In denial mode

India does not accept third-party mediation in bilateral ties


Editorial January 23, 2018

The argument that India does not have a Pakistan-centric policy and is not working to isolate Islamabad is unconvincing and should not be taken at face value now or ever. On Sunday, Prime Minister Narendra Modi offered a more multi-tiered, nuanced approach to explain his country’s foreign policy objectives, saying it was issue-based and not built around Pakistan or one state or the other. For close to a decade New Delhi has been preoccupied with external intervention in South Asia but has done precious little to promote regional peace and economic integration, as had been the expectation following its rise in the shadow of China’s more significant growth. In all this while Modi’s goal of diplomatically isolating Pakistan has not exactly succeeded. Instead Islamabad was able to step up its game and fruitfully engage with Beijing, Moscow and Tehran. By escalating border hostilities with Pakistan, India appears to have made a major faux pax. The narrative has shifted in Islamabad’s favour, reinforcing the notion that relations between the two rivals are in a permanent state of deadlock. Pakistan came out as an honest backer of the peace process, India not half as much. As long as there is no intervention from a major power, things will remain the same. It does not help that India does not accept third-party mediation in bilateral ties.
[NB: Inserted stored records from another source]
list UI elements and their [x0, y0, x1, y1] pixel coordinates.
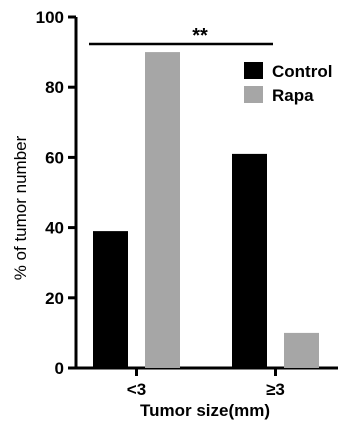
y-tick-label: 20	[45, 289, 64, 308]
significance-annotation: **	[89, 25, 273, 47]
legend-swatch-rapa	[244, 86, 263, 103]
legend: Control Rapa	[244, 62, 332, 105]
y-axis: 0 20 40 60 80 100	[36, 8, 78, 378]
significance-label: **	[192, 25, 208, 47]
bars	[93, 52, 319, 368]
bar-control-1	[232, 153, 267, 368]
legend-label-rapa: Rapa	[272, 86, 314, 105]
legend-swatch-control	[244, 62, 263, 79]
y-tick-label: 0	[55, 359, 64, 378]
x-axis: <3 ≥3	[76, 366, 338, 399]
y-tick-label: 80	[45, 78, 64, 97]
y-tick-label: 100	[36, 8, 64, 27]
bar-control-0	[93, 231, 128, 368]
y-tick-label: 40	[45, 219, 64, 238]
x-axis-label: Tumor size(mm)	[140, 401, 270, 420]
bar-rapa-1	[284, 332, 319, 368]
bar-rapa-0	[145, 52, 180, 368]
x-tick-label: <3	[127, 380, 146, 399]
y-axis-label: % of tumor number	[11, 135, 30, 280]
y-tick-label: 60	[45, 148, 64, 167]
legend-label-control: Control	[272, 62, 332, 81]
x-tick-label: ≥3	[266, 380, 285, 399]
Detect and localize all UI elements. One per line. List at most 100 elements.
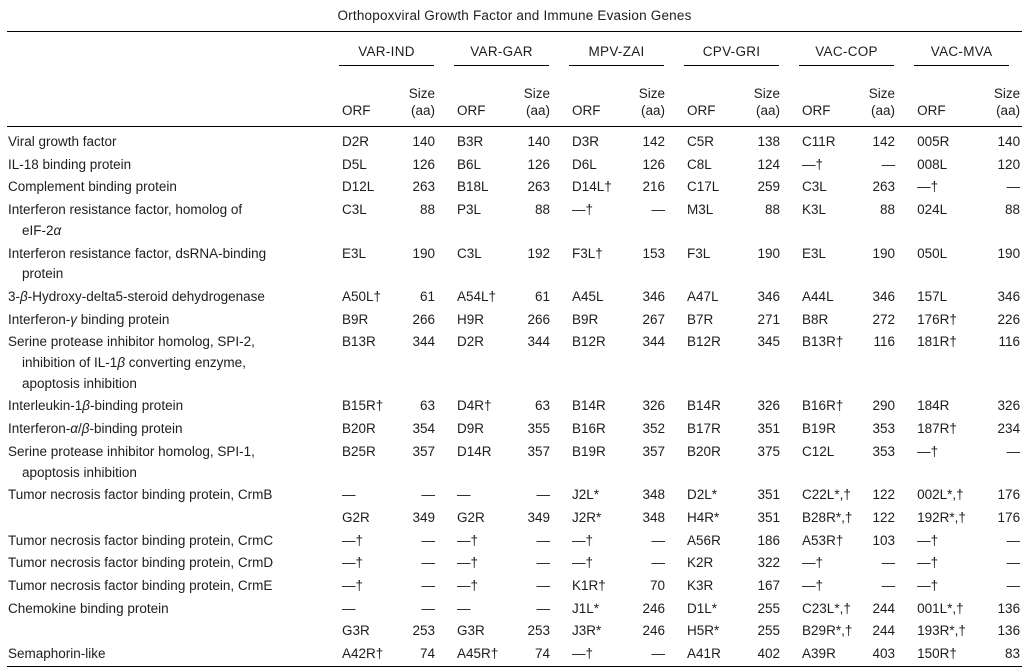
size-cell: 136 — [997, 623, 1021, 639]
orf-cell: B19R — [572, 443, 606, 459]
orf-cell: A41R — [687, 646, 721, 662]
orf-cell: B9R — [572, 311, 599, 327]
orf-cell: —† — [917, 532, 939, 548]
orf-cell: —† — [802, 578, 824, 594]
gene-column-header — [7, 32, 332, 68]
orf-cell: B25R — [342, 443, 376, 459]
orf-cell: 176R† — [917, 311, 957, 327]
orf-cell: C3L — [802, 179, 827, 195]
size-cell: 136 — [997, 600, 1021, 616]
size-cell: 103 — [872, 532, 896, 548]
orf-cell: B17R — [687, 421, 721, 437]
orf-cell: B15R† — [342, 398, 384, 414]
orf-cell: H4R* — [687, 509, 720, 525]
group-header-var-gar: VAR-GAR — [447, 32, 562, 68]
table-row: Tumor necrosis factor binding protein, C… — [7, 530, 1022, 553]
gene-name: Tumor necrosis factor binding protein, C… — [8, 487, 273, 503]
size-header: Size (aa) — [624, 67, 678, 127]
size-cell: — — [1006, 179, 1021, 195]
orf-cell: A45L — [572, 288, 604, 304]
orf-cell: B13R† — [802, 334, 844, 350]
orf-cell: 181R† — [917, 334, 957, 350]
table-row: Viral growth factor D2R 140 B3R 140 D3R 142 C5R… — [7, 127, 1022, 154]
size-cell: — — [536, 487, 551, 503]
size-cell: 375 — [757, 443, 781, 459]
orf-cell: —† — [342, 532, 364, 548]
orf-cell: A45R† — [457, 646, 499, 662]
orf-cell: B16R — [572, 421, 606, 437]
gene-name: IL-18 binding protein — [8, 156, 132, 172]
orf-cell: J2L* — [572, 487, 600, 503]
size-cell: — — [421, 578, 436, 594]
orf-cell: —† — [457, 578, 479, 594]
orf-cell: D14R — [457, 443, 492, 459]
orf-cell: —† — [457, 532, 479, 548]
orf-cell: B19R — [802, 421, 836, 437]
size-header: Size (aa) — [969, 67, 1023, 127]
orf-header: ORF — [792, 67, 855, 127]
size-cell: 344 — [527, 334, 551, 350]
gene-name: Tumor necrosis factor binding protein, C… — [8, 578, 273, 594]
size-cell: 120 — [997, 156, 1021, 172]
size-cell: — — [536, 555, 551, 571]
orf-cell: P3L — [457, 202, 482, 218]
size-cell: 357 — [412, 443, 436, 459]
size-cell: 88 — [880, 202, 896, 218]
group-header-cpv-gri: CPV-GRI — [677, 32, 792, 68]
size-cell: 322 — [757, 555, 781, 571]
size-cell: 142 — [642, 134, 666, 149]
size-cell: 88 — [419, 202, 436, 218]
size-cell: — — [536, 532, 551, 548]
orf-cell: J2R* — [572, 509, 602, 525]
size-cell: 61 — [535, 288, 551, 304]
size-cell: 344 — [642, 334, 666, 350]
size-cell: 402 — [757, 646, 781, 662]
orf-cell: D3R — [572, 134, 600, 149]
orf-cell: B9R — [342, 311, 369, 327]
size-cell: 346 — [872, 288, 896, 304]
size-cell: 263 — [872, 179, 896, 195]
gene-name: Interferon resistance factor, dsRNA-bind… — [8, 245, 267, 282]
sub-header-row: ORF Size (aa) ORF Size (aa) ORF Size (aa) O… — [7, 67, 1023, 127]
orf-cell: 001L*,† — [917, 600, 964, 616]
orf-cell: —† — [917, 443, 939, 459]
size-cell: 244 — [872, 600, 896, 616]
size-cell: 244 — [872, 623, 896, 639]
size-cell: — — [1006, 443, 1021, 459]
table-row: Tumor necrosis factor binding protein, C… — [7, 552, 1022, 575]
table-row: Interferon-α/β-binding protein B20R 354 D9R… — [7, 418, 1022, 441]
size-cell: 138 — [757, 134, 781, 149]
orf-cell: K3L — [802, 202, 827, 218]
table-row: G3R 253 G3R 253 J3R* 246 H5R* 255 B29R*,† 244 193R… — [7, 620, 1022, 643]
size-cell: — — [421, 600, 436, 616]
orf-cell: 150R† — [917, 646, 957, 662]
orf-cell: H9R — [457, 311, 485, 327]
table-row: IL-18 binding protein D5L 126 B6L 126 D6L 126 C… — [7, 154, 1022, 177]
size-cell: 266 — [412, 311, 436, 327]
size-cell: 234 — [997, 421, 1021, 437]
size-cell: 88 — [1005, 202, 1021, 218]
size-cell: — — [651, 532, 666, 548]
orf-cell: 050L — [917, 245, 948, 261]
size-cell: 186 — [757, 532, 781, 548]
size-cell: 349 — [527, 509, 551, 525]
orf-cell: C5R — [687, 134, 715, 149]
size-cell: 353 — [872, 443, 896, 459]
size-cell: 351 — [757, 509, 781, 525]
orf-header: ORF — [677, 67, 740, 127]
size-cell: 326 — [757, 398, 781, 414]
orf-cell: 184R — [917, 398, 950, 414]
size-cell: 346 — [642, 288, 666, 304]
size-cell: 116 — [998, 334, 1021, 350]
size-cell: 126 — [527, 156, 551, 172]
orf-cell: D6L — [572, 156, 597, 172]
orf-cell: B14R — [572, 398, 606, 414]
size-cell: 140 — [997, 134, 1021, 149]
size-cell: — — [421, 487, 436, 503]
size-cell: 190 — [412, 245, 436, 261]
genes-table: VAR-IND VAR-GAR MPV-ZAI CPV-GRI VAC-COP … — [7, 31, 1023, 667]
size-cell: 126 — [642, 156, 666, 172]
size-cell: 346 — [997, 288, 1021, 304]
size-cell: 403 — [872, 646, 896, 662]
table-row: Chemokine binding protein — — — — J1L* 246 D1L*… — [7, 598, 1022, 621]
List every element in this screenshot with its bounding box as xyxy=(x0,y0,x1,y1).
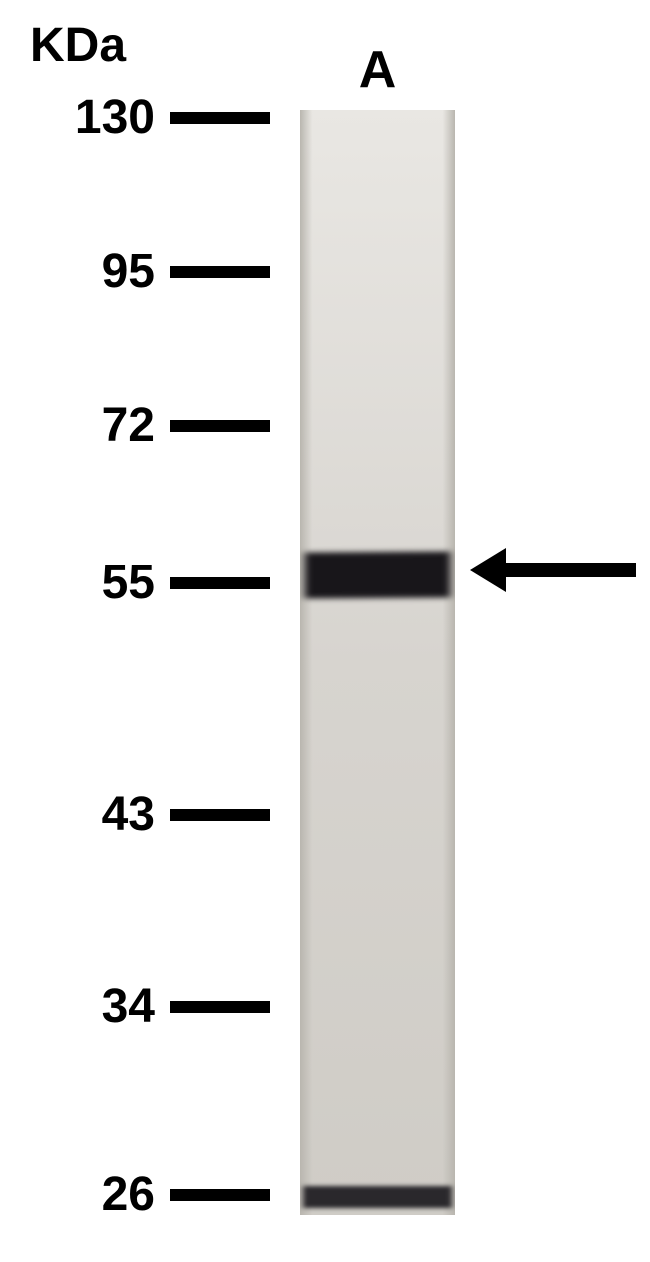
marker-tick xyxy=(170,1189,270,1201)
band-indicator-arrow xyxy=(470,548,636,592)
marker-label: 26 xyxy=(15,1167,155,1222)
marker-tick xyxy=(170,809,270,821)
marker-tick xyxy=(170,577,270,589)
marker-tick xyxy=(170,266,270,278)
marker-tick xyxy=(170,420,270,432)
protein-band xyxy=(300,1186,455,1208)
marker-label: 130 xyxy=(15,90,155,145)
marker-label: 43 xyxy=(15,787,155,842)
marker-label: 72 xyxy=(15,398,155,453)
axis-unit-label: KDa xyxy=(30,18,126,73)
arrow-head-icon xyxy=(470,548,506,592)
marker-label: 34 xyxy=(15,979,155,1034)
lane-label: A xyxy=(300,40,455,100)
blot-figure: KDa 130 95 72 55 43 34 26 A xyxy=(0,0,650,1262)
marker-label: 55 xyxy=(15,555,155,610)
marker-tick xyxy=(170,1001,270,1013)
marker-label: 95 xyxy=(15,244,155,299)
marker-tick xyxy=(170,112,270,124)
protein-band xyxy=(300,551,455,598)
lane-strip xyxy=(300,110,455,1215)
arrow-shaft xyxy=(506,563,636,577)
Yet, in the same breath, Modi opened a window on the possibility of cooperation with Pakistan and others on the issue of terrorism, poverty and disease — observing that the world was uniting in particular against the terror scourge. Despite that New Delhi is unwilling to confront the reality of oppression in Kashmir and the subjugation of people in Kashmir and Gujarat. Time and again Pakistan has condemned the brutal use of force by Indian troops against those seeking the right to self-determination. Modi would be well advised to reboot India’s ‘neighbourhood first’ policy. 

Published in The Express Tribune, January 23rd, 2018.